Evaluation of defect depth in ferromagnetic materials via magnetic flux leakage method with a double Hall sensor

Abstract

In the magnetic flux leakage (MFL) testing method, a linear mapping is used for the direct evaluation of defects by applying a single Hall sensor to measure the signal under a certain lift-off value. Inevitably, the uncertainty of the lift-off value in practical testing affects the accuracy of the estimated defect size. To overcome this uncertainty in the lift-off value, this paper proposes a double Hall sensor configuration with a fixed lift-off interval, and establishes an evaluation method for the defect depth through the MFL signals measured by this sensor. The effectiveness of the proposed evaluation method is verified by theoretical analysis, with the double Hall sensor providing two different lift-off values above the surface of the specimen that characterize the tested defect.
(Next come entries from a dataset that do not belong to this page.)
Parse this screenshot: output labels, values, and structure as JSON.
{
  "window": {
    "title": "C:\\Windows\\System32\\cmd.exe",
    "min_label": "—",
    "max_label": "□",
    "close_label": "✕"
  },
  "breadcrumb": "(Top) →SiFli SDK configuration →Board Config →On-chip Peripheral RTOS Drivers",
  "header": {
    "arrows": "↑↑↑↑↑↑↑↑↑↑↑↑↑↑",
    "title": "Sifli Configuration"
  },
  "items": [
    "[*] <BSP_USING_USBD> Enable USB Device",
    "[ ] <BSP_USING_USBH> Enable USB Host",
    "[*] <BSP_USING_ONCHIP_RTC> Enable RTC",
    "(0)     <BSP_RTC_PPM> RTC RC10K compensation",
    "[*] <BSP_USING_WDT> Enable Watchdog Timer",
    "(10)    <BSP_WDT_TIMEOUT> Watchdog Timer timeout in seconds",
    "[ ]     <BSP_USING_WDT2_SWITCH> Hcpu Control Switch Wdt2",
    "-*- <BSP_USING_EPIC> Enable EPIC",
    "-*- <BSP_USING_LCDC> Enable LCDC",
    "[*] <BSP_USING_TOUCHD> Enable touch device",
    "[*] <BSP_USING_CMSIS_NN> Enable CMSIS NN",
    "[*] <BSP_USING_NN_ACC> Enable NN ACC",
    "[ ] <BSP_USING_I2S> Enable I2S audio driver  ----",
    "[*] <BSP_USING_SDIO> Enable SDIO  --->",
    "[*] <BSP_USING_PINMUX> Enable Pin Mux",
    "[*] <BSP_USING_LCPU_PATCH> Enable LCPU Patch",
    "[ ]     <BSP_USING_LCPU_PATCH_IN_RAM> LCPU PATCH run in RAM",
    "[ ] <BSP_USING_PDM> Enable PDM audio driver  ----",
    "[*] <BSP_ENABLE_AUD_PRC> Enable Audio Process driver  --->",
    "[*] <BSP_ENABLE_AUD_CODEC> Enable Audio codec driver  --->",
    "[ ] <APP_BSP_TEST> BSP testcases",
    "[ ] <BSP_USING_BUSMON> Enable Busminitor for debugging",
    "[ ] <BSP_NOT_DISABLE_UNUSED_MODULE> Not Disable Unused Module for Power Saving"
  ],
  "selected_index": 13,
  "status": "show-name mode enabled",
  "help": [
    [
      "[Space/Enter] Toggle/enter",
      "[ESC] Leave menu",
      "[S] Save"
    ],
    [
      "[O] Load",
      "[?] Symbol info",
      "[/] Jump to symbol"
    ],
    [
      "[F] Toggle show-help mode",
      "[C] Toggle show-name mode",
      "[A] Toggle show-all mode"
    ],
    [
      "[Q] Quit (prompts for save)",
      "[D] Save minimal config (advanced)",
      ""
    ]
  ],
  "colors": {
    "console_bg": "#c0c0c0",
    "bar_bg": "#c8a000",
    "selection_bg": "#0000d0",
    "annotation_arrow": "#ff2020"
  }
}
Based on the error between the measured signal characteristics induced by the tested defect and the predicted values from a fast calculation model, a particle swarm optimization algorithm is employed to realize accurate evaluation of the defect depth. Theoretical research shows that the characteristic values measured by the double Hall sensor enable the defect depth to be accurately estimated. The use of a double Hall sensor with a fixed lift-off interval allows the proposed evaluation method to compensate for the unknown lift-off value in practical testing.